The Pegasus turbofan engine was a development of the British Rolls-Royce company, the system first run in September of 1959 and progressively updated in subsequent years. Developed from the earlier Bristol Siddeley "Orpheus" turbofan, over 1,000 of the type have been manufactured and these formed the powerplant-of-choice for such types as the Hawker Siddeley "Harrier" Short / Vertical Take-Off and Landing (S/VTOL) attack jet, its naval counterpart the BAe "Sea Harrier", and the "Americanized Harrier" - the McDonnell Douglas AV-8B "Harrier II" (the engine being designation stateside as the "F402"). The key design quality of this engine was in its ability to direct thrust, not only aft, but also downward by way of swiveling nozzles used in providing the vertical lift needed.
The prospect of a vertically-lifting, horizontally-flying combat airplane was a tempting one particularly during the height of the Cold War period (1947-1991) where scenarios saw massive formations of Soviet armor crossing into Western Europe with little notice with air support overhead. Forward-operating bases would be established by Western powers to reach the enemy in time and, key to a quick response, there would be fleets of vertically-lifting warplanes armed with missiles, guns, and bombs. The solution of the British Harrier certainly fit this concept well and the design became a success for its part in military aviation history.
In this same vein, Hawker Siddeley drew up plans for a lightweight, supersonic-capable, single-seat / single-engine, missile-armed fighter under the project designation of "HS.1205". The aircraft was intended to operate using a minimal take-off run and was therefore outfitted with the same Pegasus engine that incorporated lift jets to get the fighter into the air in short order. Though not a true V/STOL aircraft as in the Harrier "Jump Jet" of the late-1960s, the lift jets in HS.1205 with its Short Take-Off and Vertical Landing (STOVL) capability would have produced a quick-reaction fighter nonetheless - and even one that could operate from a destroyed / damaged airfield or from one of a considerably small footprint.
Hawker Siddeley engineers undertook the project, itself an evolution of earlier work by the company, in 1976 and this initiative continued on for a few years before the idea was eventually abandoned due to technical challenges. The resulting aircraft had a very modern look to it complete with smooth, sleek lines with an appearance akin to the contemporary American General Dynamics F-16 "Fighting Falcon" with some elements seen in the Harrier itself.
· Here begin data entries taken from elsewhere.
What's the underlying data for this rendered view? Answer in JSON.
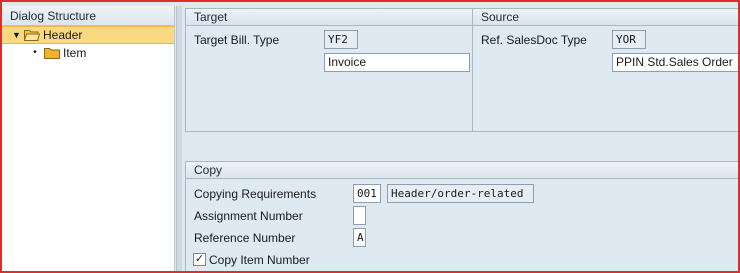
{
  "dialog_structure": {
    "title": "Dialog Structure",
    "items": [
      {
        "label": "Header",
        "expanded": true,
        "selected": true
      },
      {
        "label": "Item",
        "expanded": false,
        "selected": false
      }
    ]
  },
  "target": {
    "title": "Target",
    "bill_type_label": "Target Bill. Type",
    "bill_type_value": "YF2",
    "bill_type_desc": "Invoice"
  },
  "source": {
    "title": "Source",
    "salesdoc_label": "Ref. SalesDoc Type",
    "salesdoc_value": "YOR",
    "salesdoc_desc": "PPIN Std.Sales Order"
  },
  "copy": {
    "title": "Copy",
    "copying_req_label": "Copying Requirements",
    "copying_req_value": "001",
    "copying_req_desc": "Header/order-related",
    "assignment_label": "Assignment Number",
    "assignment_value": "",
    "reference_label": "Reference Number",
    "reference_value": "A",
    "copy_item_label": "Copy Item Number",
    "copy_item_checked": true,
    "check_mark": "✓"
  },
  "colors": {
    "frame": "#d9302c",
    "selection": "#fbd882",
    "panel_bg": "#dfe9f2",
    "folder": "#f0b429"
  }
}
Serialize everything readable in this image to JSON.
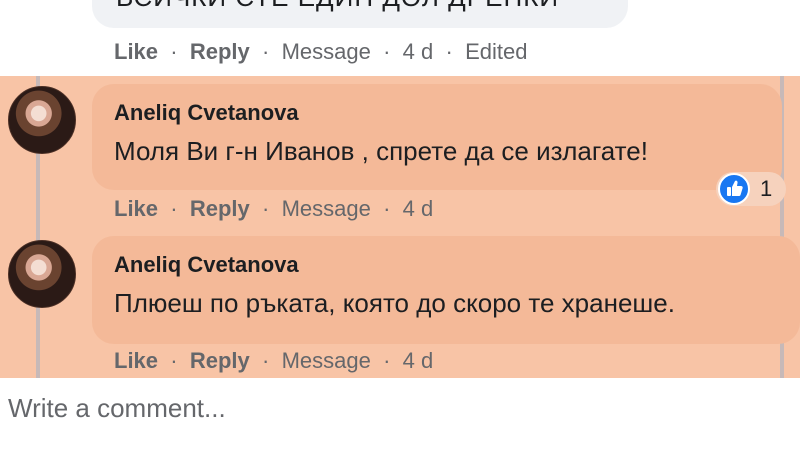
{
  "top_comment": {
    "text": "ВСИЧКИ СТЕ ЕДИН ДОЛ ДРЕНКИ",
    "like_label": "Like",
    "reply_label": "Reply",
    "message_label": "Message",
    "time": "4 d",
    "edited_label": "Edited"
  },
  "comments": [
    {
      "author": "Aneliq Cvetanova",
      "text": "Моля Ви г-н Иванов , спрете да се излагате!",
      "like_label": "Like",
      "reply_label": "Reply",
      "message_label": "Message",
      "time": "4 d",
      "reaction_count": "1"
    },
    {
      "author": "Aneliq Cvetanova",
      "text": "Плюеш по ръката, която до скоро те хранеше.",
      "like_label": "Like",
      "reply_label": "Reply",
      "message_label": "Message",
      "time": "4 d"
    }
  ],
  "composer": {
    "placeholder": "Write a comment..."
  },
  "colors": {
    "highlight": "#f8c4a6",
    "bubble": "#f4b998",
    "like_blue": "#1877f2",
    "meta_gray": "#65676b"
  }
}
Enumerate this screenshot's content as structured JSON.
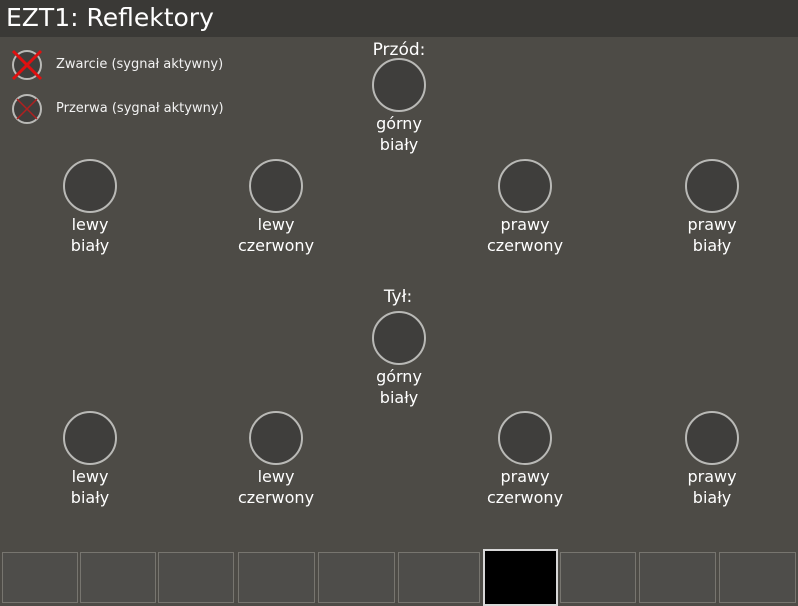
{
  "window": {
    "title": "EZT1: Reflektory"
  },
  "legend": [
    {
      "icon": "short-circuit-x-icon",
      "label": "Zwarcie (sygnał aktywny)",
      "color": "#e01010"
    },
    {
      "icon": "open-circuit-x-icon",
      "label": "Przerwa (sygnał aktywny)",
      "color": "#b02020"
    }
  ],
  "front": {
    "title": "Przód:",
    "lamps": {
      "top_white": {
        "line1": "górny",
        "line2": "biały"
      },
      "left_white": {
        "line1": "lewy",
        "line2": "biały"
      },
      "left_red": {
        "line1": "lewy",
        "line2": "czerwony"
      },
      "right_red": {
        "line1": "prawy",
        "line2": "czerwony"
      },
      "right_white": {
        "line1": "prawy",
        "line2": "biały"
      }
    }
  },
  "rear": {
    "title": "Tył:",
    "lamps": {
      "top_white": {
        "line1": "górny",
        "line2": "biały"
      },
      "left_white": {
        "line1": "lewy",
        "line2": "biały"
      },
      "left_red": {
        "line1": "lewy",
        "line2": "czerwony"
      },
      "right_red": {
        "line1": "prawy",
        "line2": "czerwony"
      },
      "right_white": {
        "line1": "prawy",
        "line2": "biały"
      }
    }
  },
  "bottom_tabs": {
    "count": 10,
    "active_index": 6
  }
}
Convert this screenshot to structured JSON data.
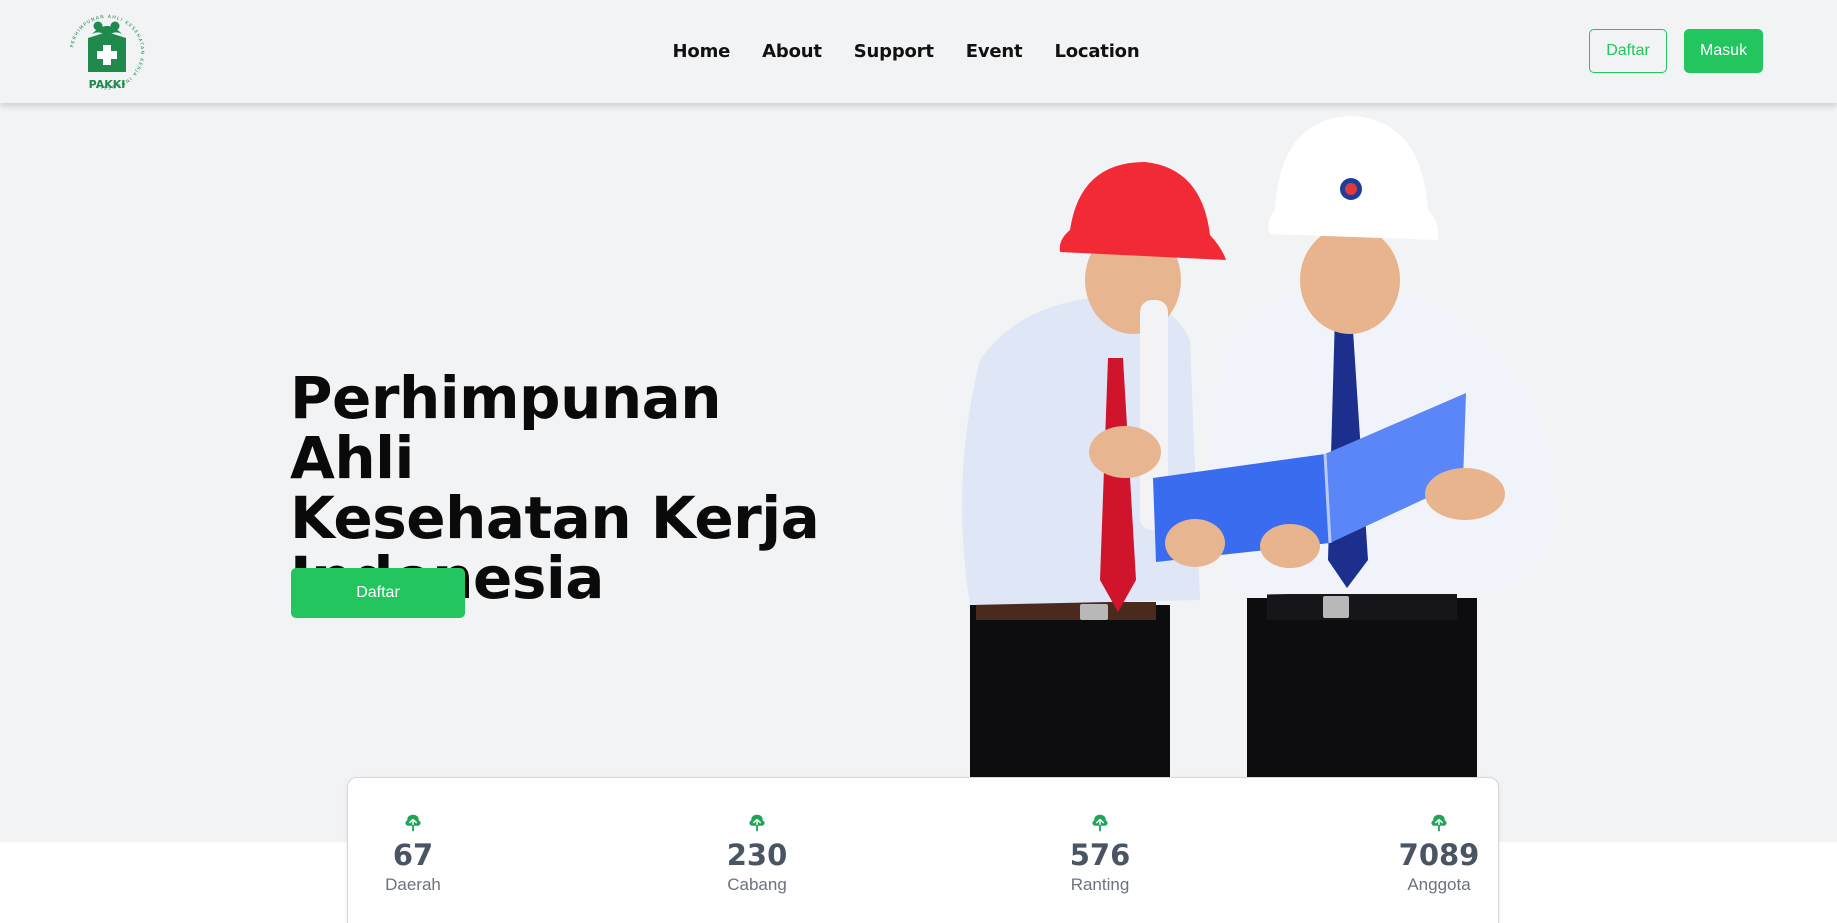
{
  "brand": {
    "logo_text": "PAKKI",
    "logo_ring_text": "PERHIMPUNAN AHLI KESEHATAN KERJA INDONESIA",
    "accent_color": "#22c55e"
  },
  "nav": {
    "links": [
      "Home",
      "About",
      "Support",
      "Event",
      "Location"
    ]
  },
  "auth": {
    "register_label": "Daftar",
    "login_label": "Masuk"
  },
  "hero": {
    "title_lines": [
      "Perhimpunan Ahli",
      "Kesehatan Kerja",
      "Indonesia"
    ],
    "cta_label": "Daftar"
  },
  "stats": [
    {
      "value": "67",
      "label": "Daerah",
      "icon": "tree-icon"
    },
    {
      "value": "230",
      "label": "Cabang",
      "icon": "tree-icon"
    },
    {
      "value": "576",
      "label": "Ranting",
      "icon": "tree-icon"
    },
    {
      "value": "7089",
      "label": "Anggota",
      "icon": "tree-icon"
    }
  ]
}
The pilot sat just aft of the pointed nosecone intended to house search-tracking radar for interception of enemy fighters and bombers. The cockpit offered excellent vision thanks to its wide-area, unobstructed canopy. The fuselage was given a squat, rounded shape with elegantly tapered to the rear. The tail unit encompassed a single vertical fin with low-mounted horizontal planes. The mainplanes were fitted near midships and mid-mounted along the sides of the fuselage. Each member had sweptback leading edges and near-straight trailing edges not unlike the F-16. Also as in the F-16, there would be wingtip mountings for Short-Range Air-to-Air Missiles (SRAAMs) with an additional missile / drop bomb hardpoint to be featured under each wing as well. Internal cannon armament (2 x 27mm types) would be housed in wing pods to keep the fuselage as clean of components as possible. Finally, ground-running would be through a conventional tricycle arrangement with the nose leg found under the intake and the main legs set as part of the wing gun pods under each wing. Airbrakes were cut into each aft side of the fuselage.
The slimness of the empennage was designed so as to allow the underslung engine installation to exhaust properly aft when in horizontal flight. The engine was fitted to a ventral structural extension that encompassed the intake at front and the positional liftjets along the sides. From a maintenance standpoint, this placement of the system gave excellent access by ground crew to the engine, as well as its lift jets, and airflow needed to aspirate the air-breathing engine was extremely simple with a direct "front-to-rear" approach not requiring customary elbows / turns / curves. Additional air would be pulled through side intake doors when vertical flight was needed.
Structurally, the HS.1205-5 model proposed was estimated to have a running length of 54 feet with a wingspan of 36.9 feet. Weight reached 30,500lb and maximum speeds were proposed near 1,115 miles-per-hour (roughly Mach 1.45). Service ceiling was to reach beyond 35,000 feet. The fighter's take-off run was under 275 feet and compared well against modern lightweights which managed between 1,000 feet and 5,000 feet depending on design.
Despite the unique and promising nature of the HS.1205, the design went no further than drawings for there proved technical and aerodynamic challenges related to the perfect placement and operation of the positional lift jets in the lightweight design. Nevertheless, work that was dedicated to designs like the HS.1205 ultimately helped pave the way for more versatile combat warplanes that eventually evolved into types like the all-modern Lockheed Martin F-35 "Lightning II" VTOL form (detailed elsewhere on this site).